America’s leading hospitals and specialists will continue to provide the most scientifically advanced, world-leading care. They won’t offer many of them at this high price. And of course they will develop very strong relationships with innovative primary care docs. In fact, I strongly suspect that there will be direct integration, but on the terms of the Palestinian Civil Police. See what’s happening in Alaska and Kaiser.
You may have noticed that in a world of basic global budgets for primary care providers and global budgets for hospitals, my system doesn’t seem to have room for health insurers. You will be right. Look, you just saved 15%! Well not really. Some of these administrative costs and some actuarial analysis have to be done somewhere. But in this system there are no claims, no UM, and no UnitedHealth Group corporate aircraft. There are services that technology and service companies sell to primary care providers. In fact, part of what now lives inside United, Elevance and others will continue as medical groups and technology companies. But the basic insurance function will no longer exist.

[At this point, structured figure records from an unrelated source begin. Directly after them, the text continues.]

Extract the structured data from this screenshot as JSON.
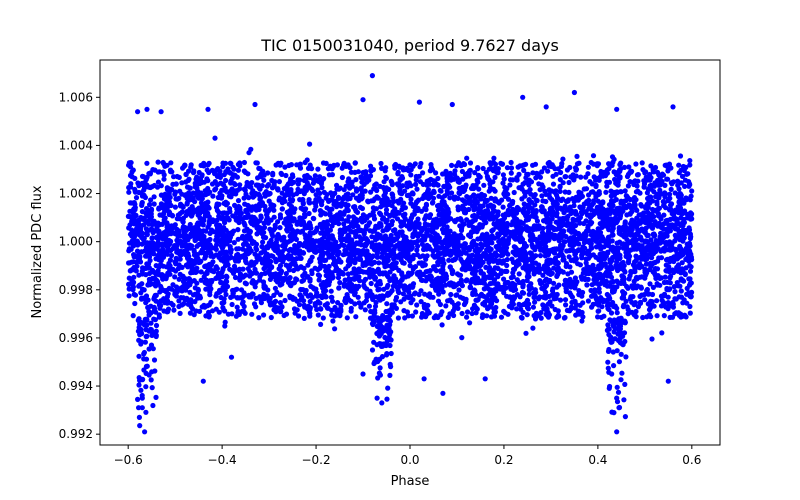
{
  "chart_data": {
    "type": "scatter",
    "title": "TIC 0150031040, period 9.7627 days",
    "xlabel": "Phase",
    "ylabel": "Normalized PDC flux",
    "xlim": [
      -0.66,
      0.66
    ],
    "ylim": [
      0.99155,
      1.00755
    ],
    "xticks": [
      -0.6,
      -0.4,
      -0.2,
      0.0,
      0.2,
      0.4,
      0.6
    ],
    "xtick_labels": [
      "−0.6",
      "−0.4",
      "−0.2",
      "0.0",
      "0.2",
      "0.4",
      "0.6"
    ],
    "yticks": [
      0.992,
      0.994,
      0.996,
      0.998,
      1.0,
      1.002,
      1.004,
      1.006
    ],
    "ytick_labels": [
      "0.992",
      "0.994",
      "0.996",
      "0.998",
      "1.000",
      "1.002",
      "1.004",
      "1.006"
    ],
    "grid": false,
    "marker_color": "#0000ff",
    "series": [
      {
        "name": "PDC flux",
        "phase_range": [
          -0.6,
          0.6
        ],
        "core_flux_range": [
          0.9968,
          1.0033
        ],
        "flux_center": 1.0,
        "transit_phases": [
          -0.56,
          -0.06,
          0.44
        ],
        "transit_min_flux": [
          0.992,
          0.9932,
          0.992
        ],
        "outliers": [
          {
            "x": -0.58,
            "y": 1.0054
          },
          {
            "x": -0.56,
            "y": 1.0055
          },
          {
            "x": -0.53,
            "y": 1.0054
          },
          {
            "x": -0.43,
            "y": 1.0055
          },
          {
            "x": -0.33,
            "y": 1.0057
          },
          {
            "x": -0.1,
            "y": 1.0059
          },
          {
            "x": -0.08,
            "y": 1.0069
          },
          {
            "x": 0.02,
            "y": 1.0058
          },
          {
            "x": 0.09,
            "y": 1.0057
          },
          {
            "x": 0.24,
            "y": 1.006
          },
          {
            "x": 0.29,
            "y": 1.0056
          },
          {
            "x": 0.35,
            "y": 1.0062
          },
          {
            "x": 0.44,
            "y": 1.0055
          },
          {
            "x": 0.56,
            "y": 1.0056
          },
          {
            "x": -0.57,
            "y": 0.9935
          },
          {
            "x": -0.57,
            "y": 0.9931
          },
          {
            "x": -0.565,
            "y": 0.9921
          },
          {
            "x": -0.44,
            "y": 0.9942
          },
          {
            "x": -0.38,
            "y": 0.9952
          },
          {
            "x": -0.1,
            "y": 0.9945
          },
          {
            "x": -0.07,
            "y": 0.9935
          },
          {
            "x": -0.06,
            "y": 0.9933
          },
          {
            "x": 0.03,
            "y": 0.9943
          },
          {
            "x": 0.07,
            "y": 0.9937
          },
          {
            "x": 0.16,
            "y": 0.9943
          },
          {
            "x": 0.44,
            "y": 0.9935
          },
          {
            "x": 0.445,
            "y": 0.9931
          },
          {
            "x": 0.44,
            "y": 0.9921
          },
          {
            "x": 0.55,
            "y": 0.9942
          }
        ]
      }
    ]
  }
}
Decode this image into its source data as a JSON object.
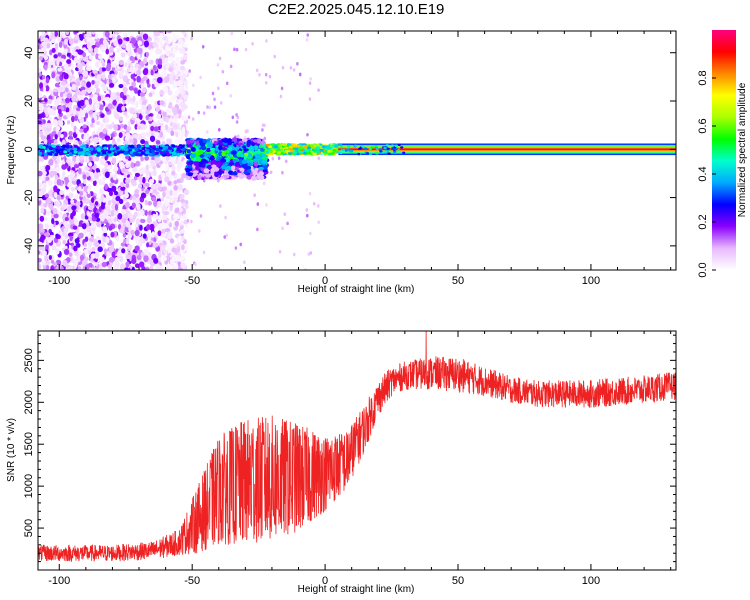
{
  "chart_data": [
    {
      "type": "heatmap",
      "title": "C2E2.2025.045.12.10.E19",
      "xlabel": "Height of straight line (km)",
      "ylabel": "Frequency (Hz)",
      "xlim": [
        -108,
        132
      ],
      "ylim": [
        -50,
        49
      ],
      "xticks": [
        -100,
        -50,
        0,
        50,
        100
      ],
      "xtick_labels": [
        "-100",
        "-50",
        "0",
        "50",
        "100"
      ],
      "yticks": [
        -40,
        -20,
        0,
        20,
        40
      ],
      "ytick_labels": [
        "-40",
        "-20",
        "0",
        "20",
        "40"
      ],
      "colorbar": {
        "label": "Normalized spectral amplitude",
        "range": [
          0,
          1
        ],
        "ticks": [
          0.0,
          0.2,
          0.4,
          0.6,
          0.8
        ],
        "tick_labels": [
          "0.0",
          "0.2",
          "0.4",
          "0.6",
          "0.8"
        ],
        "colormap": [
          "#ffffff",
          "#e8b8ff",
          "#8a00ff",
          "#0000ff",
          "#00aaff",
          "#00ffcc",
          "#00ff00",
          "#aaff00",
          "#ffff00",
          "#ff8800",
          "#ff0000",
          "#ff0080"
        ]
      },
      "regions": [
        {
          "name": "noise",
          "x_range": [
            -108,
            -52
          ],
          "freq_range": [
            -50,
            49
          ],
          "amplitude": 0.12
        },
        {
          "name": "scatter band",
          "x_range": [
            -52,
            -22
          ],
          "freq_range": [
            -12,
            4
          ],
          "amplitude": 0.45
        },
        {
          "name": "narrow band",
          "x_range": [
            -22,
            5
          ],
          "freq_range": [
            -2,
            2
          ],
          "amplitude": 0.8
        },
        {
          "name": "steady tone",
          "x_range": [
            5,
            132
          ],
          "freq_range": [
            -1,
            1
          ],
          "amplitude": 0.95
        }
      ],
      "grid": false
    },
    {
      "type": "line",
      "xlabel": "Height of straight line (km)",
      "ylabel": "SNR (10 * v/v)",
      "xlim": [
        -108,
        132
      ],
      "ylim": [
        0,
        2850
      ],
      "xticks": [
        -100,
        -50,
        0,
        50,
        100
      ],
      "xtick_labels": [
        "-100",
        "-50",
        "0",
        "50",
        "100"
      ],
      "yticks": [
        500,
        1000,
        1500,
        2000,
        2500
      ],
      "ytick_labels": [
        "500",
        "1000",
        "1500",
        "2000",
        "2500"
      ],
      "color": "#ee2222",
      "envelope": {
        "x": [
          -108,
          -80,
          -65,
          -55,
          -48,
          -40,
          -30,
          -20,
          -10,
          0,
          8,
          15,
          20,
          25,
          30,
          40,
          50,
          60,
          70,
          80,
          100,
          120,
          132
        ],
        "mean": [
          200,
          200,
          230,
          330,
          600,
          950,
          1050,
          1100,
          1100,
          1150,
          1300,
          1700,
          2050,
          2250,
          2320,
          2350,
          2330,
          2250,
          2150,
          2100,
          2100,
          2150,
          2200
        ],
        "spread": [
          100,
          100,
          110,
          160,
          400,
          650,
          750,
          750,
          650,
          450,
          350,
          280,
          220,
          180,
          170,
          200,
          210,
          180,
          160,
          160,
          170,
          170,
          170
        ]
      },
      "max_point": {
        "x": 38,
        "y": 2850
      },
      "grid": false
    }
  ]
}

Which leaves the last of the big players in the healthcare ecosystem. Pharmaceutical and device companies are currently creating great products (generally). They are used incorrectly and cost a lot. I would add a function to the FDA that looks at cost-effectiveness or drug use, post-Phase III drug abuse management, and I would have a transparent global pricing system. Goodbye to PBMs. Hi Mark Cuban.
How to pay for it? For now that won’t change much. The government now pays 60% of health care costs, and employers and consumers pay the other 40%. I’m just going to take that money and move it around. (Well, I would run it through a rational tax system, extract reserves from insurance companies and hospitals that no longer need them, and add a wealth tax on billionaires for good measure. But those details can come later.)
Look, I know this is a massive system change. Maybe we need a king/dictator to accomplish this. But given the current mood in the country, we seem to like this idea. This is an area where radical change can do a lot of good.
Given a little policy marketing budget, I could easily position insurance companies, hospital systems, pharmaceuticals, etc. as the villains, and make underpaid health care providers the heroes.
Who wouldn’t want free concierge care?